The Notice permits an administrative transition period through Dec. 31, 2025 for implementing the new Roth catch-up contribution rule. Accordingly, until Jan. 1, 2026, catch-up contributions may continue to be made under the pre-SECURE 2.0 Act rules.
A plan that does not offer high-paid participants the option to designate catch-up contributions as Roth contributions will not violate the new Roth catch-up contribution rule until after this administrative transition period ends. This means that, until 2026, plans may continue to operate without applying the new requirement for highly paid employees to designate catch-up contributions as Roth contributions.
Guidance on the implementation of the required Roth catch-up contributions for high-paid participants is anticipated from the IRS, as indicated in the Notice. The guidance is expected to address open issues such as: 1) treatment of plan participants who did not have FICA wages with their employer in the preceding calendar year; 2) treatment of a high-paid participant’s election to make pre-tax catch-up contributions as an election to make Roth catch-up contributions; and 3) in determining high-paid participant status, treatment of wages paid by individual employers who participate in a plan maintained by several unrelated employers where a participant’s wages from one participating employer would not be aggregated with wages from another participating employer.
The Notice also resolves a potential drafting issue in the SECURE 2.0 Act, which some practitioners interpreted as eliminating catch-up contributions all together prospectively. The IRS has confirmed that such interpretation is incorrect.

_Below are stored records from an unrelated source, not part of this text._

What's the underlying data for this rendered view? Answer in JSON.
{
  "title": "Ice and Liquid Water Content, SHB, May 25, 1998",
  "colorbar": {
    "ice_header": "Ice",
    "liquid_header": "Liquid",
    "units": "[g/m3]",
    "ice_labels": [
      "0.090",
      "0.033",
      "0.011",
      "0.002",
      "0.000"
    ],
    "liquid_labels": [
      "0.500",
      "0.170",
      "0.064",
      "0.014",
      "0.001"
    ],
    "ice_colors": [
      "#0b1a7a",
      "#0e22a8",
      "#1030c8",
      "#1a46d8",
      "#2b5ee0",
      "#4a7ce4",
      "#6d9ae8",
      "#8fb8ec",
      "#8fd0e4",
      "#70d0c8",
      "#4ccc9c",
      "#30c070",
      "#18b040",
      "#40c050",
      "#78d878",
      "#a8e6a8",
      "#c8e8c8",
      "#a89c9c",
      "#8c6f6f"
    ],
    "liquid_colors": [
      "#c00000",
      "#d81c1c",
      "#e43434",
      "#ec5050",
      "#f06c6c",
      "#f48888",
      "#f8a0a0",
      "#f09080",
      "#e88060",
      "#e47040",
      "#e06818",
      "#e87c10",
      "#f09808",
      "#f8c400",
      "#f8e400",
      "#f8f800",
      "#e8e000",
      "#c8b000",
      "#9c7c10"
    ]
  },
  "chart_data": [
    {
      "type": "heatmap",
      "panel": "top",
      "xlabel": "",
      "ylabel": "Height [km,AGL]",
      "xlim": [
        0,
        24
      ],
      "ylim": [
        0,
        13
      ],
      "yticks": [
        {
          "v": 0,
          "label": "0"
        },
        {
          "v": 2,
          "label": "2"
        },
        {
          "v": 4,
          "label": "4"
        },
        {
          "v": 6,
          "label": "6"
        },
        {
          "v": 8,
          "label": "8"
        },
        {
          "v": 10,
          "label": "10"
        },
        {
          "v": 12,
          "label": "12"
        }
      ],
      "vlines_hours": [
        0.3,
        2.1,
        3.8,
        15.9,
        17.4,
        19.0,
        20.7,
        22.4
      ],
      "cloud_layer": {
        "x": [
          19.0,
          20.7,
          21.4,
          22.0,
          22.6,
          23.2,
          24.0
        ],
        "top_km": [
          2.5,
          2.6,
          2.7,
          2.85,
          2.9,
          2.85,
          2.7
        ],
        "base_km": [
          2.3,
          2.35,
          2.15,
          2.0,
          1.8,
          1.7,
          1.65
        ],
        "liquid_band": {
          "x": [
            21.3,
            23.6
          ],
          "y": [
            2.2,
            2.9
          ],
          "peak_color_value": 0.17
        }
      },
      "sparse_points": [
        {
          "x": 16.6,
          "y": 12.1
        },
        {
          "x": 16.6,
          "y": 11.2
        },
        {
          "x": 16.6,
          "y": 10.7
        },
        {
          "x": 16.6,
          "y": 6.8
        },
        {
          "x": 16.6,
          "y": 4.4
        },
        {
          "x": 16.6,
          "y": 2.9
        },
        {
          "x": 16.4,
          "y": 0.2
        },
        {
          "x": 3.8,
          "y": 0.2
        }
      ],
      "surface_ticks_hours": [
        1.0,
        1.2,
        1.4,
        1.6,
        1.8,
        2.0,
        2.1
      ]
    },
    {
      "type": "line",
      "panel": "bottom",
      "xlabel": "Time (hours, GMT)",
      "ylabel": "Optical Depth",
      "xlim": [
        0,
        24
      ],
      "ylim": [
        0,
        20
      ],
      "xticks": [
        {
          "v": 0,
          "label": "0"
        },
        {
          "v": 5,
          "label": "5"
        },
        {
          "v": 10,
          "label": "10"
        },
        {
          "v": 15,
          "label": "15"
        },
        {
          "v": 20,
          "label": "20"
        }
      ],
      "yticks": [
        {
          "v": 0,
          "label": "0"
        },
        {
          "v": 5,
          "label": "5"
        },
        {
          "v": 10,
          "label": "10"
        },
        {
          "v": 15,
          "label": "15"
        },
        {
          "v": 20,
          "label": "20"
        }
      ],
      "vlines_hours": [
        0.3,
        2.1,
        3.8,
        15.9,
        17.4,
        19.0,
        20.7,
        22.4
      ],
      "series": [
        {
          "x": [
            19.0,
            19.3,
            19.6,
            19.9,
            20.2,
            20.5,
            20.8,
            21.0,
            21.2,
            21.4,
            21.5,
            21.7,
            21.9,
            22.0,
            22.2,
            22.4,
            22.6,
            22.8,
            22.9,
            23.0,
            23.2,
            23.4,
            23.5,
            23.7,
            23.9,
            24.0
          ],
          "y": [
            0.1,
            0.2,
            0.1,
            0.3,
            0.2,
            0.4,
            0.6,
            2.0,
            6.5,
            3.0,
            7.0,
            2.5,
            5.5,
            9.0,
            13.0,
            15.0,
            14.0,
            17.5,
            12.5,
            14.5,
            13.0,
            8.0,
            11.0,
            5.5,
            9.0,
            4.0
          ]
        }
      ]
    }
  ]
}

The implementation of these required Roth catch-up contributions for high-paid participants in such a short time period presented a challenge for third-party administrators, payroll providers, and plan sponsors. Fortunately, the two-year administrative transition period allows service providers and plan sponsors more time to make modifications to systems and processes. Despite this reprieve, plan sponsors should consider working with service providers and employee benefits counsel on future implementation of this new rule and the related plan amendment and participant communications.